И тут он, обливаясь потом и отдуваясь, умолк.

– Его разносит, его разносит! – вскричал Ламме. – Вот он, шестой подбородок! Седьмой – это уже удар! Ну а теперь, – обратился он к гёзам, – прощай, Уленшпигель, прощайте, все мои добрые друзья, прощай и ты, Неле, прощай, священная борьба за свободу! Я свое дело сделал.

Тут он со всеми расцеловался и сказал своей жене Каллекен:

– Пойдем! Настала пора любви законной.

По воде заскользила лодочка, унося Ламме и его горячо любимую жену, а матросы, юнги и солдаты махали шляпами и кричали:

– Прощай, брат! Прощай, Ламме! Прощай, друг и брат!

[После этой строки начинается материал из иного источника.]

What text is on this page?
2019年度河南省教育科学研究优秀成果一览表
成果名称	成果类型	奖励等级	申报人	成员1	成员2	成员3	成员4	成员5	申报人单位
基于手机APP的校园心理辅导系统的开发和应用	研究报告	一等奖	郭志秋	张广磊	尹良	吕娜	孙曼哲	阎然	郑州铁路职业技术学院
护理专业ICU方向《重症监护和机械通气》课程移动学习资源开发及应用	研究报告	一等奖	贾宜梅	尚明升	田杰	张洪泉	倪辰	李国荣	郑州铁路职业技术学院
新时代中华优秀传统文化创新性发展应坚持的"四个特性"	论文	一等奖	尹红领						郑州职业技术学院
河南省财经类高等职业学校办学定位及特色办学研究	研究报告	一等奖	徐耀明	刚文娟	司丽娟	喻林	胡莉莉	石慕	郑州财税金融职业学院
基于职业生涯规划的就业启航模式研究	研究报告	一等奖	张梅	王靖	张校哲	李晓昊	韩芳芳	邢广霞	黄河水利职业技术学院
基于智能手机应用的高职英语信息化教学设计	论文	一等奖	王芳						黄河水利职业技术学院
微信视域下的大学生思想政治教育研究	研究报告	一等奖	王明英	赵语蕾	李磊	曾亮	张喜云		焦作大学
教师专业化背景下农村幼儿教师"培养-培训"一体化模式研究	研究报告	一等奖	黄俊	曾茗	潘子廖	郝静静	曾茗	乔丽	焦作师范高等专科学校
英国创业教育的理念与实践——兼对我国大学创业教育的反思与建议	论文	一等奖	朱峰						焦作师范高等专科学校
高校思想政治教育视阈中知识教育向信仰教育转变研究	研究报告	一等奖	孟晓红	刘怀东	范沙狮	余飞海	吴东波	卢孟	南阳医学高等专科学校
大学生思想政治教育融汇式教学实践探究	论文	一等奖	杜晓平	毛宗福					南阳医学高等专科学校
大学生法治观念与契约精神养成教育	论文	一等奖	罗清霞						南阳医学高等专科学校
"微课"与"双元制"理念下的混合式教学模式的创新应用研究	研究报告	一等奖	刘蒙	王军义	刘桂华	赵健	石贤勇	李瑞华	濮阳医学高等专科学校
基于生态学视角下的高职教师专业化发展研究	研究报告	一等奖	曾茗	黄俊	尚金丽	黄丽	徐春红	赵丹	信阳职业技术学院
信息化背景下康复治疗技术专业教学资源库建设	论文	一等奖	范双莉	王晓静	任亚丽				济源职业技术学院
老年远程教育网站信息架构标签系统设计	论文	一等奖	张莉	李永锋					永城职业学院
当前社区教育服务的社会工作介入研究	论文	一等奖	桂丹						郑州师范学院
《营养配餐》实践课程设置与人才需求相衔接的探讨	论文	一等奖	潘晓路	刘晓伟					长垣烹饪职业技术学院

А Неле, стряхивая слезу, повисшую на реснице у Уленшпигеля, спросила:

– Тебе грустно, любимый мой?

– Хороший он малый, – отвечал Уленшпигель.

– Войне конца не предвидится, – сказала Неле. – Неужто нам суждено всю жизнь видеть слезы и кровь?

– Будем искать Семерых, – отвечал Уленшпигель. – Час освобождения не за горами.

Исполняя обет Ламме, гёзы продолжали откармливать в клетке монаха. Когда, по уплате выкупа, он был выпущен на свободу, в нем оказалось триста семнадцать фунтов пять унций, если исчислять на фландрские меры веса.

А умер он в должности настоятеля своего монастыря.